Le modèle hybride, qui combine l’enseignement en présentiel et à distance, devient de plus en plus essentiel pour répondre aux besoins d’une population d’apprenants diversifiée et mondialisée et parfois même empêchée comme par exemple les sportifs de haut niveau. Ce modèle offre une flexibilité sans précédent, permettant aux apprenants d’accéder aux ressources pédagogiques et aux cours à leur propre rythme, tout en maintenant une connexion avec leurs enseignants et leurs pairs. De plus, il permet aux institutions de s’étendre au-delà des frontières géographiques traditionnelles, attirant des apprenants du monde entier sans les contraintes des spatio-temporelles, des infrastructures physiques et des démarches administratives (comme les visas d’études).
La mise en place de ces modèles hybrides et à distance nécessite une révision complète des approches pédagogiques et organisationnelles. Les établissements doivent investir dans des plateformes numériques robustes et sécurisées, capables de supporter un grand nombre d’utilisateurs tout en garantissant la qualité et l’équité de l’enseignement. L’utilisation des technologies émergentes, telles que l’intelligence artificielle et les analyses prédictives, peut également enrichir l’expérience d’apprentissage en offrant des parcours éducatifs personnalisés et adaptés aux besoins individuels des apprenants.
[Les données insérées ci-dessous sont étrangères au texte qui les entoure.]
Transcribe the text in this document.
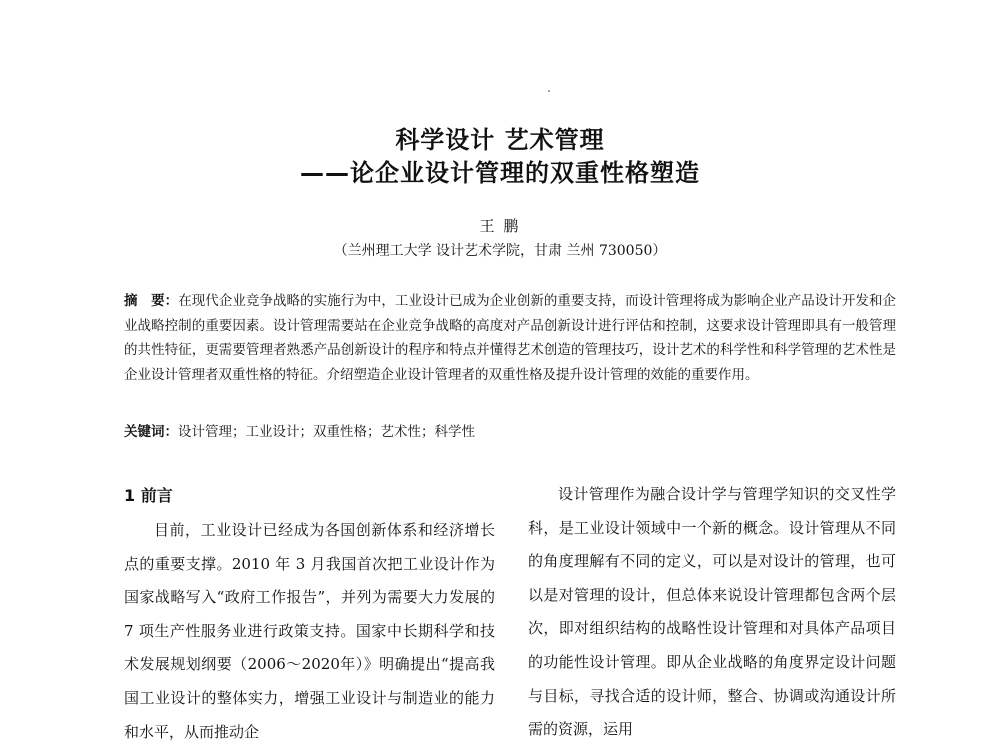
科学设计 艺术管理
——论企业设计管理的双重性格塑造
王 鹏
（兰州理工大学 设计艺术学院，甘肃 兰州 730050）

摘　要：在现代企业竞争战略的实施行为中，工业设计已成为企业创新的重要支持，而设计管理将成为影响企业产品设计开发和企业战略控制的重要因素。设计管理需要站在企业竞争战略的高度对产品创新设计进行评估和控制，这要求设计管理即具有一般管理的共性特征，更需要管理者熟悉产品创新设计的程序和特点并懂得艺术创造的管理技巧，设计艺术的科学性和科学管理的艺术性是企业设计管理者双重性格的特征。介绍塑造企业设计管理者的双重性格及提升设计管理的效能的重要作用。

关键词：设计管理；工业设计；双重性格；艺术性；科学性

1 前言

目前，工业设计已经成为各国创新体系和经济增长点的重要支撑。2010 年 3 月我国首次把工业设计作为国家战略写入“政府工作报告”，并列为需要大力发展的 7 项生产性服务业进行政策支持。国家中长期科学和技术发展规划纲要（2006～2020年）》明确提出“提高我国工业设计的整体实力，增强工业设计与制造业的能力和水平，从而推动企

设计管理作为融合设计学与管理学知识的交叉性学科，是工业设计领域中一个新的概念。设计管理从不同的角度理解有不同的定义，可以是对设计的管理，也可以是对管理的设计，但总体来说设计管理都包含两个层次，即对组织结构的战略性设计管理和对具体产品项目的功能性设计管理。即从企业战略的角度界定设计问题与目标，寻找合适的设计师，整合、协调或沟通设计所需的资源，运用
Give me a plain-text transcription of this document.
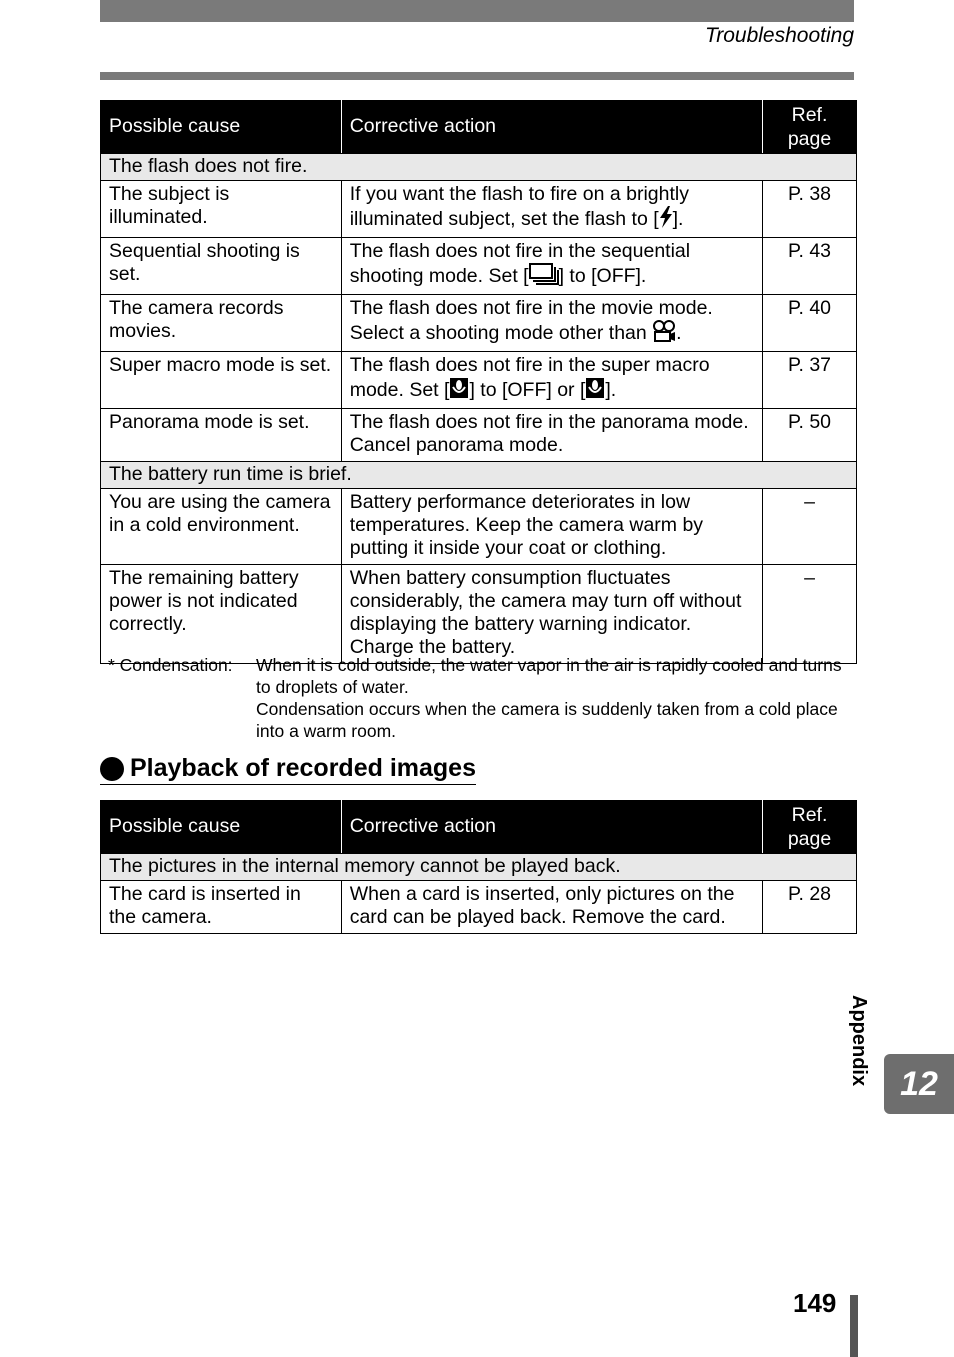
Troubleshooting
Possible cause	Corrective action	Ref. page
The flash does not fire.		
The subject is illuminated.	If you want the flash to fire on a brightly illuminated subject, set the flash to [ ].	P. 38
Sequential shooting is set.	The flash does not fire in the sequential shooting mode. Set [ ] to [OFF].	P. 43
The camera records movies.	The flash does not fire in the movie mode. Select a shooting mode other than .	P. 40
Super macro mode is set.	The flash does not fire in the super macro mode. Set [ ] to [OFF] or [ ].	P. 37
Panorama mode is set.	The flash does not fire in the panorama mode. Cancel panorama mode.	P. 50
The battery run time is brief.		
You are using the camera in a cold environment.	Battery performance deteriorates in low temperatures. Keep the camera warm by putting it inside your coat or clothing.	–
The remaining battery power is not indicated correctly.	When battery consumption fluctuates considerably, the camera may turn off without displaying the battery warning indicator. Charge the battery.	–
* Condensation: When it is cold outside, the water vapor in the air is rapidly cooled and turns to droplets of water.
Condensation occurs when the camera is suddenly taken from a cold place into a warm room.
Playback of recorded images
Possible cause	Corrective action	Ref. page
The pictures in the internal memory cannot be played back.		
The card is inserted in the camera.	When a card is inserted, only pictures on the card can be played back. Remove the card.	P. 28
Appendix 12
149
Par ailleurs, le modèle d’enseignement à distance impose une nouvelle manière de concevoir la relation enseignant-apprenant et plus de scénarisation du processus d’apprentissage et son évaluation. Le rôle des enseignants évolue, passant de simples dispensateurs de savoir (enseigner) à celui de facilitateurs/tuteurs d’apprentissage (former), guidant les apprenants dans un environnement numérique interactif. Cette transformation demande également un développement professionnel continu pour les enseignants, afin qu’ils soient pleinement équipés pour tirer parti des applications et des équipements numériques et pour créer des expériences pédagogiques engageantes et efficaces, et de guider les apprenants pour être capable d’apprendre par eux-mêmes – apprendre à apprendre (apprendre). Je cite ici le Triangle Pédagogique de Jean Houssaye (enseignement, formation et apprentissage) en fonction des deux parmi les trois variables qui s’imposent davantage dans la relation (savoir, enseignant et apprenant).
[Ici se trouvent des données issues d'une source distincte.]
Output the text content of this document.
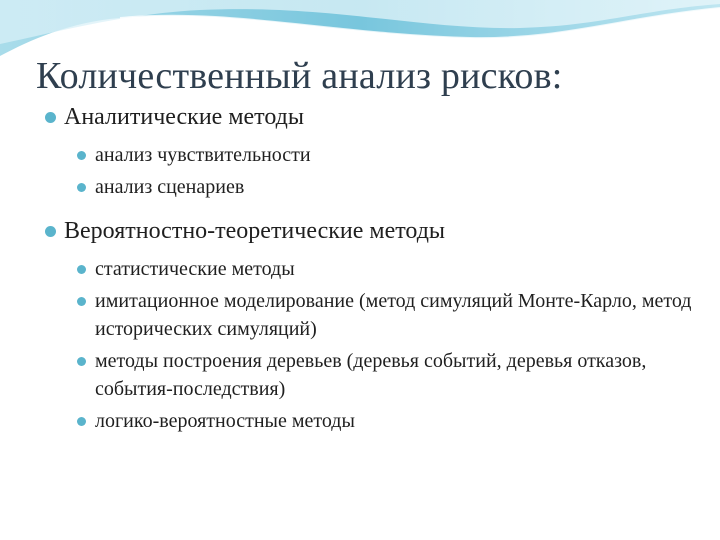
Количественный анализ рисков:
Аналитические методы
анализ чувствительности
анализ сценариев
Вероятностно-теоретические методы
статистические методы
имитационное моделирование (метод симуляций Монте-Карло, метод исторических симуляций)
методы построения деревьев (деревья событий, деревья отказов, события-последствия)
логико-вероятностные методы
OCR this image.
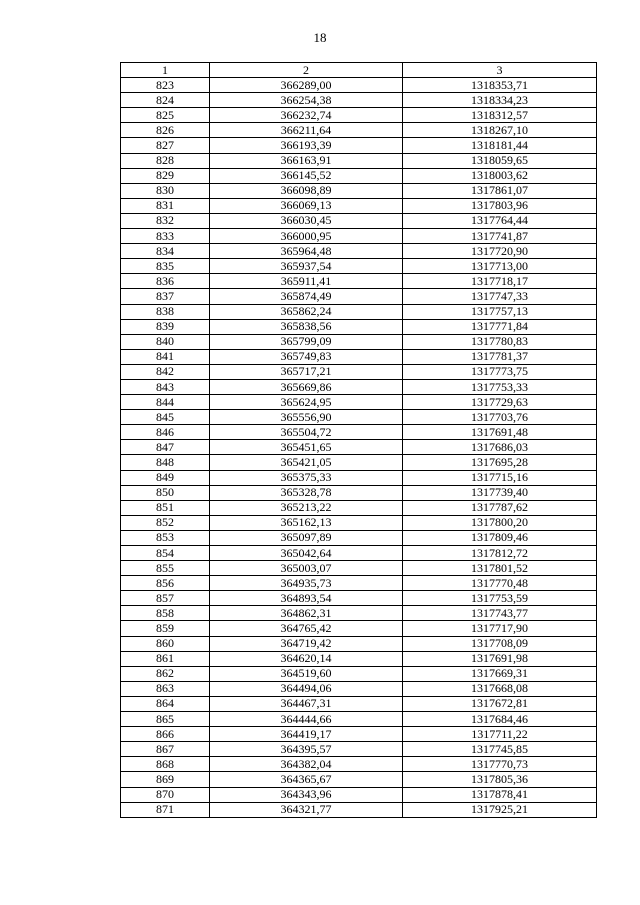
18
1	2	3
823	366289,00	1318353,71
824	366254,38	1318334,23
825	366232,74	1318312,57
826	366211,64	1318267,10
827	366193,39	1318181,44
828	366163,91	1318059,65
829	366145,52	1318003,62
830	366098,89	1317861,07
831	366069,13	1317803,96
832	366030,45	1317764,44
833	366000,95	1317741,87
834	365964,48	1317720,90
835	365937,54	1317713,00
836	365911,41	1317718,17
837	365874,49	1317747,33
838	365862,24	1317757,13
839	365838,56	1317771,84
840	365799,09	1317780,83
841	365749,83	1317781,37
842	365717,21	1317773,75
843	365669,86	1317753,33
844	365624,95	1317729,63
845	365556,90	1317703,76
846	365504,72	1317691,48
847	365451,65	1317686,03
848	365421,05	1317695,28
849	365375,33	1317715,16
850	365328,78	1317739,40
851	365213,22	1317787,62
852	365162,13	1317800,20
853	365097,89	1317809,46
854	365042,64	1317812,72
855	365003,07	1317801,52
856	364935,73	1317770,48
857	364893,54	1317753,59
858	364862,31	1317743,77
859	364765,42	1317717,90
860	364719,42	1317708,09
861	364620,14	1317691,98
862	364519,60	1317669,31
863	364494,06	1317668,08
864	364467,31	1317672,81
865	364444,66	1317684,46
866	364419,17	1317711,22
867	364395,57	1317745,85
868	364382,04	1317770,73
869	364365,67	1317805,36
870	364343,96	1317878,41
871	364321,77	1317925,21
L’enseignement supérieur doit également prendre en compte les attentes changeantes des apprenants et du marché du travail. Les compétences numériques ou digitales, autrefois considérées comme des atouts, sont désormais essentielles. Dans quelques années par exemple, l’intelligence artificielle générative (IA Gen) fera partie intégrante de l’enseignement et engendra une métaphore dans l’apprentissage. Ainsi, les écoles d’ingénieurs doivent intégrer ces compétences liées à l’intelligence digitale dans leurs curricula, non seulement pour préparer les étudiants à une carrière dans un monde digital, mais aussi pour les former à être des citoyens responsables dans une société de plus en plus connectée et préoccupés par la souveraineté numérique et la sobriété.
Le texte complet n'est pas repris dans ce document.